As snowdrops, violets, and primroses herald spring, so too do the first estimates of how companies performed in the past year begin around this time. Of course, everyone knows how they fared, whether their revenues grew faster than inflation, whether they made a profit (and how much)… There is speculation about how sectors performed, but the real comparison (and assessment of the year) comes only when the results of competitors are seen. Companies listed on the stock exchange are obliged to publish last year’s business results by the end of February, while others must do so by the end of April.
However, by this Tuesday, 2,317 annual financial reports for 2023 had already arrived at Fina. To be fair, most do not pertain to the entire calendar year but to the so-called business year. A number of companies (especially foreign ones) align their ‘commercial year’ with seasonal fluctuations in business. Thus, most of these companies sent reports on their business up to the end of the first half of the year or until the end of August. All of them will submit a new report by April 30, which will differ from this one and will describe business for the entire 2023. Until then, let’s take a look at the first sample.
A Year of Slowing
From the analysis, we excluded companies that did not operate for the entire year and were merged with their parent companies after ownership changes and were removed from the Court Register (Nova hrvatska banka, former Sberbank, merged into HPB; Studenac ‘swallowed’ Lonia trade, Strahinjčica, Spar trade…; Ivamil was merged with VMD standard; Salami Aurea and Copadio Žitu…). We also limited ourselves to companies with revenues exceeding 10 million euros, arriving at a list of 31 companies.
When we excluded three more domestically owned companies (Agroland, Meneghetti, and Algebra), we arrived at a sample of 28 foreign-owned companies. They achieved an 11 percent revenue growth, but this needs to be adjusted for inflation of 4.5 percent, so the real growth is around 6.5 percent. Additionally, they reported an eight percent decrease in profit and reduced the number of employees by three percent compared to the previous year.

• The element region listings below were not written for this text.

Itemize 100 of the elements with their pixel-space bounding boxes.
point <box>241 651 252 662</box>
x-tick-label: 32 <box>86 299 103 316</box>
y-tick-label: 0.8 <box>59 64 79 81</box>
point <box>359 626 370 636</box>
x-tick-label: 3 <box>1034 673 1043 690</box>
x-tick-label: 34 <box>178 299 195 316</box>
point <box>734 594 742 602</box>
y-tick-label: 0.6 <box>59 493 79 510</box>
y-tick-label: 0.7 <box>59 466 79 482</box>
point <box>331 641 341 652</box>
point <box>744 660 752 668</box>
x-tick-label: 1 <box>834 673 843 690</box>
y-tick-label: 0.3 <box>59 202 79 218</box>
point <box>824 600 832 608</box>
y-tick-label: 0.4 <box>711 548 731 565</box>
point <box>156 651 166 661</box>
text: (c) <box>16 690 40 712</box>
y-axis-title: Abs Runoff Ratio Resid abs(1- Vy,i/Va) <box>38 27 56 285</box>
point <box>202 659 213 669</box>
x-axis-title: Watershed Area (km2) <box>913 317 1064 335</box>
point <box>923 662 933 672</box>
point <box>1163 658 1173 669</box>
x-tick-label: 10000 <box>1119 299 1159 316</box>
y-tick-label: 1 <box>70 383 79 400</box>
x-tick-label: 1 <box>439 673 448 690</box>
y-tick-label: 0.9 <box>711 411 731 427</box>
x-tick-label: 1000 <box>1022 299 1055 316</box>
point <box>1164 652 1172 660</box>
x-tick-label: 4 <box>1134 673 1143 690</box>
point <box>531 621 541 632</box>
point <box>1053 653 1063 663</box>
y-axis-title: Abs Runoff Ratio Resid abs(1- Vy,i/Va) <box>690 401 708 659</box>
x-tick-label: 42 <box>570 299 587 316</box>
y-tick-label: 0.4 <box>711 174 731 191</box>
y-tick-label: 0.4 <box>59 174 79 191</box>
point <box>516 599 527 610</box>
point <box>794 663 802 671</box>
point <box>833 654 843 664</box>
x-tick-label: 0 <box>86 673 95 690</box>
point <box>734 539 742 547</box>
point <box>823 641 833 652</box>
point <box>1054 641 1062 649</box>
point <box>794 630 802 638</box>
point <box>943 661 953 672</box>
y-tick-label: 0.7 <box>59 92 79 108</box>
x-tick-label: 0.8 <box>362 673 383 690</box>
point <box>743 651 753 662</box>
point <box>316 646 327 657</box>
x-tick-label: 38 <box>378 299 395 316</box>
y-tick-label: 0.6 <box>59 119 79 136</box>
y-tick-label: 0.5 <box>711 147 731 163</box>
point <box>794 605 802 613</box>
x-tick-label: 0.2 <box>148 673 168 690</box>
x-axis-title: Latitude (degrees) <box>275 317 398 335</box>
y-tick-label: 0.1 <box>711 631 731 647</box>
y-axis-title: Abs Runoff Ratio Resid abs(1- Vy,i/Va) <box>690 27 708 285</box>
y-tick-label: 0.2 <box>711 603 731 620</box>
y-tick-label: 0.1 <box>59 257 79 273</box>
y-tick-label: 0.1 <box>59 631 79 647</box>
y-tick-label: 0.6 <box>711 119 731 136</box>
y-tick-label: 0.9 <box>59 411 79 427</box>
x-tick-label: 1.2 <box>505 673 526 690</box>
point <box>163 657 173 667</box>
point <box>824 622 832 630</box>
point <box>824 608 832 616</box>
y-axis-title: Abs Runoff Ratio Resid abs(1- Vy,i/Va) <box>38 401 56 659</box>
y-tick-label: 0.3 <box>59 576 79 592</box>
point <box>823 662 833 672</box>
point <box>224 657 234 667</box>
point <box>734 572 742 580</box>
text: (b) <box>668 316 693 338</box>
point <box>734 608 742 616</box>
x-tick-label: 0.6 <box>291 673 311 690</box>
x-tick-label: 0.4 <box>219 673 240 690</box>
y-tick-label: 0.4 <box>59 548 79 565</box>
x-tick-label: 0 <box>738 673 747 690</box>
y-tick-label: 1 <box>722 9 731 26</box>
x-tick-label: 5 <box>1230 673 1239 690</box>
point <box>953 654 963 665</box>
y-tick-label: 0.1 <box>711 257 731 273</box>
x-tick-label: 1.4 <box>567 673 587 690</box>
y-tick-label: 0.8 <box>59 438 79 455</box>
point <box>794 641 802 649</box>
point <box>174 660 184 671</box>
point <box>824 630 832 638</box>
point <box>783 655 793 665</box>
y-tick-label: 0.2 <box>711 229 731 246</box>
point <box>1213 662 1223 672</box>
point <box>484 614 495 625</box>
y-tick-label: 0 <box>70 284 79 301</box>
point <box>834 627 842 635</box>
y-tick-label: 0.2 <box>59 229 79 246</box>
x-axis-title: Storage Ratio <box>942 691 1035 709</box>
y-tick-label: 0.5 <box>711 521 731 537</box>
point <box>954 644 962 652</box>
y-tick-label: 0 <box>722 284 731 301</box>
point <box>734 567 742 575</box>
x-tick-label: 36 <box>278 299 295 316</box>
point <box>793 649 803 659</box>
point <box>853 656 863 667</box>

Using the same criteria, we made the first estimate a year ago. At that time, 30 comparable companies achieved a staggering 40 percent revenue growth (realistically 27 percent), and when the results of all entrepreneurs were summed up, it amounted to a 24 percent growth (realistically 11 percent). Therefore, the current results should be viewed in this light, as foreign-owned companies suggest that the Croatian economy only slightly increased revenues above inflation last year. The slowdown from last year is also evidenced by the larger number of companies that reduced revenues – eight of them (five the previous year).